Seamless wireless connectivity has pretty much become a given for today’s wearable devices. With that in mind, Cypress Semiconductor in September announced a new combo solution that delivers ultra-low power Wi-Fi and Bluetooth connectivity to extend battery life for wearables and portable audio applications. The new Cypress CYW43012 solution prolongs battery life by leveraging 28 nm process technology to cut power consumption up to 70% in receive mode and up to 80% in sleep mode when compared to current solutions. The solution is IEEE 802.11a/b/g/n-compliant and 802.11ac-friendly, meaning it is interoperable with 802.11ac access points using standard modes. This enables it to offer higher throughput and better energy efficiency, along with the enhanced security and coverage of 802.11ac Wi-Fi networks.

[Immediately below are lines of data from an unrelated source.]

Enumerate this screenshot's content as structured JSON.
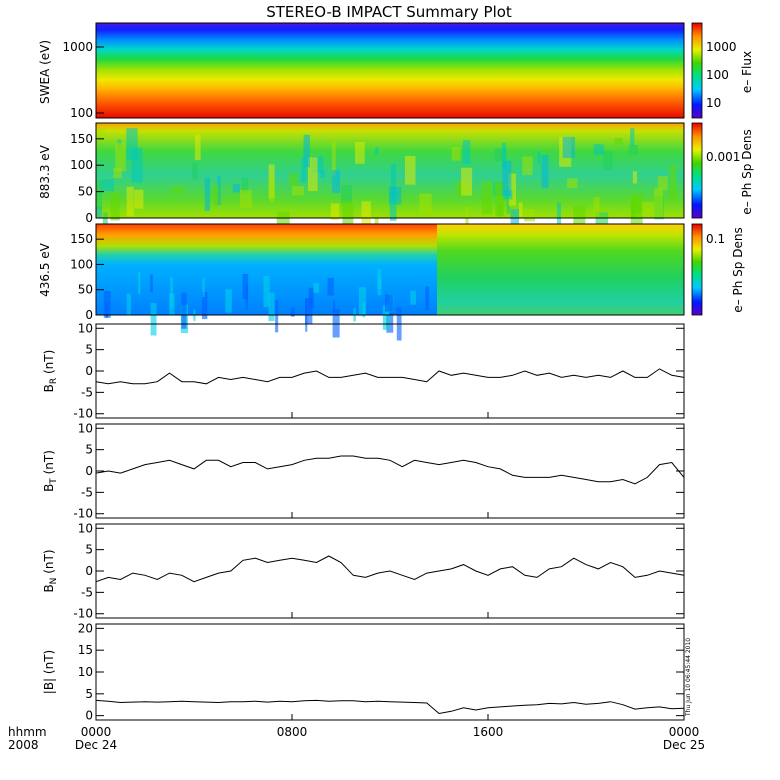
{
  "title": "STEREO-B IMPACT Summary Plot",
  "timestamp_note": "Thu Jun 10 06:45:44 2010",
  "time_axis": {
    "label_line1": "hhmm",
    "label_line2": "2008",
    "ticks": [
      {
        "hour": 0,
        "label": "0000",
        "sub": "Dec 24"
      },
      {
        "hour": 8,
        "label": "0800",
        "sub": ""
      },
      {
        "hour": 16,
        "label": "1600",
        "sub": ""
      },
      {
        "hour": 24,
        "label": "0000",
        "sub": "Dec 25"
      }
    ],
    "range_hours": [
      0,
      24
    ]
  },
  "chart_data": [
    {
      "type": "heatmap",
      "ylabel": "SWEA (eV)",
      "yscale": "log",
      "ylim": [
        100,
        2000
      ],
      "yticks": [
        "1000",
        "100"
      ],
      "colorbar_label": "e– Flux",
      "colorbar_ticks": [
        "1000",
        "100",
        "10"
      ],
      "description_rows": "flux decreases with energy; red at 100 eV, blue near 2000 eV"
    },
    {
      "type": "heatmap",
      "ylabel": "883.3 eV",
      "ylim": [
        0,
        180
      ],
      "yticks": [
        "150",
        "100",
        "50",
        "0"
      ],
      "colorbar_label": "e– Ph Sp Dens",
      "colorbar_ticks": [
        "0.001"
      ]
    },
    {
      "type": "heatmap",
      "ylabel": "436.5 eV",
      "ylim": [
        0,
        180
      ],
      "yticks": [
        "150",
        "100",
        "50",
        "0"
      ],
      "colorbar_label": "e– Ph Sp Dens",
      "colorbar_ticks": [
        "0.1"
      ],
      "change_hour": 13.7
    },
    {
      "type": "line",
      "ylabel": "B_R (nT)",
      "ylim": [
        -11,
        11
      ],
      "yticks": [
        "10",
        "5",
        "0",
        "-5",
        "-10"
      ],
      "x": [
        0,
        0.5,
        1,
        1.5,
        2,
        2.5,
        3,
        3.5,
        4,
        4.5,
        5,
        5.5,
        6,
        6.5,
        7,
        7.5,
        8,
        8.5,
        9,
        9.5,
        10,
        10.5,
        11,
        11.5,
        12,
        12.5,
        13,
        13.5,
        14,
        14.5,
        15,
        15.5,
        16,
        16.5,
        17,
        17.5,
        18,
        18.5,
        19,
        19.5,
        20,
        20.5,
        21,
        21.5,
        22,
        22.5,
        23,
        23.5,
        24
      ],
      "y": [
        -2.5,
        -3,
        -2.5,
        -3,
        -3,
        -2.5,
        -0.5,
        -2.5,
        -2.5,
        -3,
        -1.5,
        -2,
        -1.5,
        -2,
        -2.5,
        -1.5,
        -1.5,
        -0.5,
        0,
        -1.5,
        -1.5,
        -1,
        -0.5,
        -1.5,
        -1.5,
        -1.5,
        -2,
        -2.5,
        0,
        -1,
        -0.5,
        -1,
        -1.5,
        -1.5,
        -1,
        0,
        -1,
        -0.5,
        -1.5,
        -1,
        -1.5,
        -1,
        -1.5,
        0,
        -1.5,
        -1.5,
        0.5,
        -1,
        -1.5
      ]
    },
    {
      "type": "line",
      "ylabel": "B_T (nT)",
      "ylim": [
        -11,
        11
      ],
      "yticks": [
        "10",
        "5",
        "0",
        "-5",
        "-10"
      ],
      "x": [
        0,
        0.5,
        1,
        1.5,
        2,
        2.5,
        3,
        3.5,
        4,
        4.5,
        5,
        5.5,
        6,
        6.5,
        7,
        7.5,
        8,
        8.5,
        9,
        9.5,
        10,
        10.5,
        11,
        11.5,
        12,
        12.5,
        13,
        13.5,
        14,
        14.5,
        15,
        15.5,
        16,
        16.5,
        17,
        17.5,
        18,
        18.5,
        19,
        19.5,
        20,
        20.5,
        21,
        21.5,
        22,
        22.5,
        23,
        23.5,
        24
      ],
      "y": [
        -0.5,
        0,
        -0.5,
        0.5,
        1.5,
        2,
        2.5,
        1.5,
        0.5,
        2.5,
        2.5,
        1,
        2,
        2,
        0.5,
        1,
        1.5,
        2.5,
        3,
        3,
        3.5,
        3.5,
        3,
        3,
        2.5,
        1,
        2.5,
        2,
        1.5,
        2,
        2.5,
        2,
        1,
        0.5,
        -1,
        -1.5,
        -1.5,
        -1.5,
        -1,
        -1.5,
        -2,
        -2.5,
        -2.5,
        -2,
        -3,
        -1.5,
        1.5,
        2,
        -1.5
      ]
    },
    {
      "type": "line",
      "ylabel": "B_N (nT)",
      "ylim": [
        -11,
        11
      ],
      "yticks": [
        "10",
        "5",
        "0",
        "-5",
        "-10"
      ],
      "x": [
        0,
        0.5,
        1,
        1.5,
        2,
        2.5,
        3,
        3.5,
        4,
        4.5,
        5,
        5.5,
        6,
        6.5,
        7,
        7.5,
        8,
        8.5,
        9,
        9.5,
        10,
        10.5,
        11,
        11.5,
        12,
        12.5,
        13,
        13.5,
        14,
        14.5,
        15,
        15.5,
        16,
        16.5,
        17,
        17.5,
        18,
        18.5,
        19,
        19.5,
        20,
        20.5,
        21,
        21.5,
        22,
        22.5,
        23,
        23.5,
        24
      ],
      "y": [
        -2.5,
        -1.5,
        -2,
        -0.5,
        -1,
        -2,
        -0.5,
        -1,
        -2.5,
        -1.5,
        -0.5,
        0,
        2.5,
        3,
        2,
        2.5,
        3,
        2.5,
        2,
        3.5,
        2,
        -1,
        -1.5,
        -0.5,
        0,
        -1,
        -2,
        -0.5,
        0,
        0.5,
        1.5,
        0,
        -1,
        0.5,
        1,
        -1,
        -1.5,
        0.5,
        1,
        3,
        1.5,
        0.5,
        2,
        1,
        -1.5,
        -1,
        0,
        -0.5,
        -1
      ]
    },
    {
      "type": "line",
      "ylabel": "|B| (nT)",
      "ylim": [
        -1,
        21
      ],
      "yticks": [
        "20",
        "15",
        "10",
        "5",
        "0"
      ],
      "x": [
        0,
        0.5,
        1,
        1.5,
        2,
        2.5,
        3,
        3.5,
        4,
        4.5,
        5,
        5.5,
        6,
        6.5,
        7,
        7.5,
        8,
        8.5,
        9,
        9.5,
        10,
        10.5,
        11,
        11.5,
        12,
        12.5,
        13,
        13.5,
        14,
        14.5,
        15,
        15.5,
        16,
        16.5,
        17,
        17.5,
        18,
        18.5,
        19,
        19.5,
        20,
        20.5,
        21,
        21.5,
        22,
        22.5,
        23,
        23.5,
        24
      ],
      "y": [
        3.5,
        3.3,
        3,
        3.1,
        3.2,
        3.1,
        3.2,
        3.3,
        3.2,
        3.1,
        3,
        3.2,
        3.2,
        3.3,
        3.1,
        3.3,
        3.2,
        3.4,
        3.5,
        3.3,
        3.4,
        3.4,
        3.2,
        3.3,
        3.2,
        3.1,
        3,
        2.9,
        0.5,
        1,
        1.8,
        1.3,
        1.8,
        2,
        2.2,
        2.4,
        2.5,
        2.8,
        2.7,
        3,
        2.6,
        2.8,
        3.2,
        2.5,
        1.5,
        1.8,
        2,
        1.6,
        1.7
      ]
    }
  ]
}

The CYW43012 combo chip’s advanced coexistence engine enables optimal combined performance for dual-band 2.4- and 5-GHz Wi-Fi and dual-mode Bluetooth/BLE 5.0 applications simultaneously. The CYW43012 solution is supported in Cypress’ all-inclusive, turnkey, WICED Studio IoT development platform, which streamlines the integration of wireless technologies for developers. According to Cypress, battery life is a key differentiator for connected devices like wearables. Users demand a great connected experience for longer without having to recharge.

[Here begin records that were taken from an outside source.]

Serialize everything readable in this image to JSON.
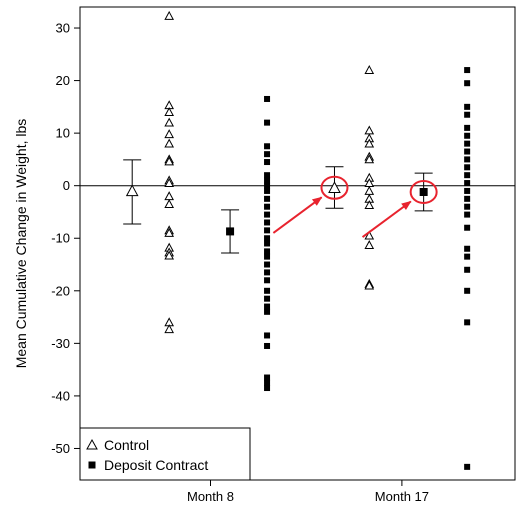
{
  "chart_data": {
    "type": "scatter",
    "title": "",
    "xlabel": "",
    "ylabel": "Mean Cumulative Change in Weight, lbs",
    "ylim": [
      -56,
      34
    ],
    "yticks": [
      30,
      20,
      10,
      0,
      -10,
      -20,
      -30,
      -40,
      -50
    ],
    "ytick_labels": [
      "30",
      "20",
      "10",
      "0",
      "-10",
      "-20",
      "-30",
      "-40",
      "-50"
    ],
    "xlim": [
      0,
      10
    ],
    "categories": [
      {
        "label": "Month 8",
        "x": 3
      },
      {
        "label": "Month 17",
        "x": 7.4
      }
    ],
    "reference_line_y": 0,
    "grid": false,
    "legend_position": "bottom-left",
    "legend": [
      {
        "marker": "triangle",
        "label": "Control"
      },
      {
        "marker": "square",
        "label": "Deposit Contract"
      }
    ],
    "series": [
      {
        "name": "Control",
        "marker": "triangle",
        "means": [
          {
            "x": 1.2,
            "y": -1.0,
            "lower": -7.3,
            "upper": 4.9
          },
          {
            "x": 5.85,
            "y": -0.4,
            "lower": -4.3,
            "upper": 3.6
          }
        ],
        "individuals": [
          {
            "x": 2.05,
            "values": [
              32.3,
              15.3,
              14.0,
              12.0,
              9.8,
              8.0,
              5.0,
              4.6,
              1.0,
              0.5,
              -2.0,
              -3.5,
              -8.5,
              -9.0,
              -11.8,
              -12.7,
              -13.3,
              -26.0,
              -27.3
            ]
          },
          {
            "x": 6.65,
            "values": [
              22.0,
              10.5,
              9.0,
              8.0,
              5.5,
              5.0,
              1.5,
              0.5,
              -1.0,
              -2.5,
              -3.7,
              -9.5,
              -11.3,
              -18.7,
              -19.0
            ]
          }
        ]
      },
      {
        "name": "Deposit Contract",
        "marker": "square",
        "means": [
          {
            "x": 3.45,
            "y": -8.7,
            "lower": -12.8,
            "upper": -4.6
          },
          {
            "x": 7.9,
            "y": -1.2,
            "lower": -4.8,
            "upper": 2.4
          }
        ],
        "individuals": [
          {
            "x": 4.3,
            "values": [
              16.5,
              12.0,
              7.5,
              6.0,
              4.5,
              2.0,
              1.0,
              0.0,
              -1.0,
              -2.5,
              -4.0,
              -5.5,
              -7.0,
              -8.5,
              -10.0,
              -11.0,
              -12.5,
              -13.5,
              -15.0,
              -16.5,
              -18.0,
              -20.0,
              -21.5,
              -23.0,
              -24.0,
              -28.5,
              -30.5,
              -36.5,
              -37.5,
              -38.5
            ]
          },
          {
            "x": 8.9,
            "values": [
              22.0,
              19.5,
              15.0,
              13.5,
              11.0,
              9.5,
              8.0,
              6.5,
              5.0,
              3.5,
              2.0,
              0.5,
              -1.0,
              -2.5,
              -4.0,
              -5.5,
              -8.0,
              -12.0,
              -13.5,
              -16.0,
              -20.0,
              -26.0,
              -53.5
            ]
          }
        ]
      }
    ],
    "annotations": {
      "highlighted_means": [
        {
          "series": "Control",
          "category": "Month 17"
        },
        {
          "series": "Deposit Contract",
          "category": "Month 17"
        }
      ],
      "color": "#e8232e"
    },
    "colors": {
      "axis": "#000000",
      "markers": "#000000",
      "annotation": "#e8232e"
    }
  }
}
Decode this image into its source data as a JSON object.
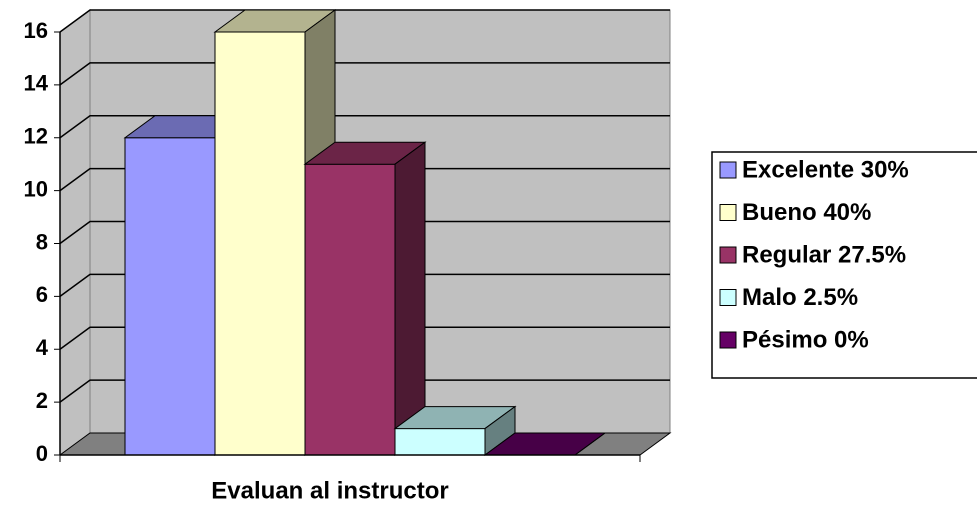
{
  "chart_data": {
    "type": "bar3d",
    "categories": [
      "Evaluan al instructor"
    ],
    "series": [
      {
        "name": "Excelente 30%",
        "color": "#9999ff",
        "values": [
          12
        ]
      },
      {
        "name": "Bueno 40%",
        "color": "#ffffcc",
        "values": [
          16
        ]
      },
      {
        "name": "Regular 27.5%",
        "color": "#993366",
        "values": [
          11
        ]
      },
      {
        "name": "Malo 2.5%",
        "color": "#ccffff",
        "values": [
          1
        ]
      },
      {
        "name": "Pésimo 0%",
        "color": "#660066",
        "values": [
          0
        ]
      }
    ],
    "ylim": [
      0,
      16
    ],
    "yticks": [
      0,
      2,
      4,
      6,
      8,
      10,
      12,
      14,
      16
    ],
    "grid": true,
    "legend": "right"
  }
}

The Cypress WICED Studio IoT development platform features an integrated and interoperable wireless software development kit (SDK). The SDK includes broadly deployed and rigorously tested Wi-Fi and Bluetooth protocol stacks, as well as simplified application programming interfaces that free developers from needing to learn complex wireless technologies. In line with the IoT trend toward dual-mode connectivity, the SDK supports Cypress’ Wi-Fi and Bluetooth combination solutions and its Bluetooth and Bluetooth Low Energy devices. The SDK enables cloud connectivity in minutes with its libraries that integrate popular cloud services such as Amazon Web Services, IBM Bluemix, Alibaba Cloud and Microsoft Azure, along with services from private cloud partners. WICED also supports iCloud remote access for Wi-Fi-based accessories that support Apple HomeKit, which enables hub-independent platforms that connect directly to Siri voice control and the Apple Home app remotely.
Cypress’ WICED Studio connectivity suite actually is MCU-agnostic and provides support for a variety of third-party MCUs to address the needs of complex IoT applications. The platform also enables cost-efficient solutions for simple IoT applications by integrating MCU functionality into the connectivity device. Wi-Fi and Bluetooth protocol stacks can run transparently on a host MCU or in embedded mode, allowing for architectures with common firmware.
As consumers push for more capabilities in their wearable products, they won’t tolerate any reduction in battery life. Along the way, wireless connectivity and embedded security will have to be supported. These conflicting trends will continue to challenge MCU and analog IC vendors to come up with more integrated solutions at ever lower power consumption levels.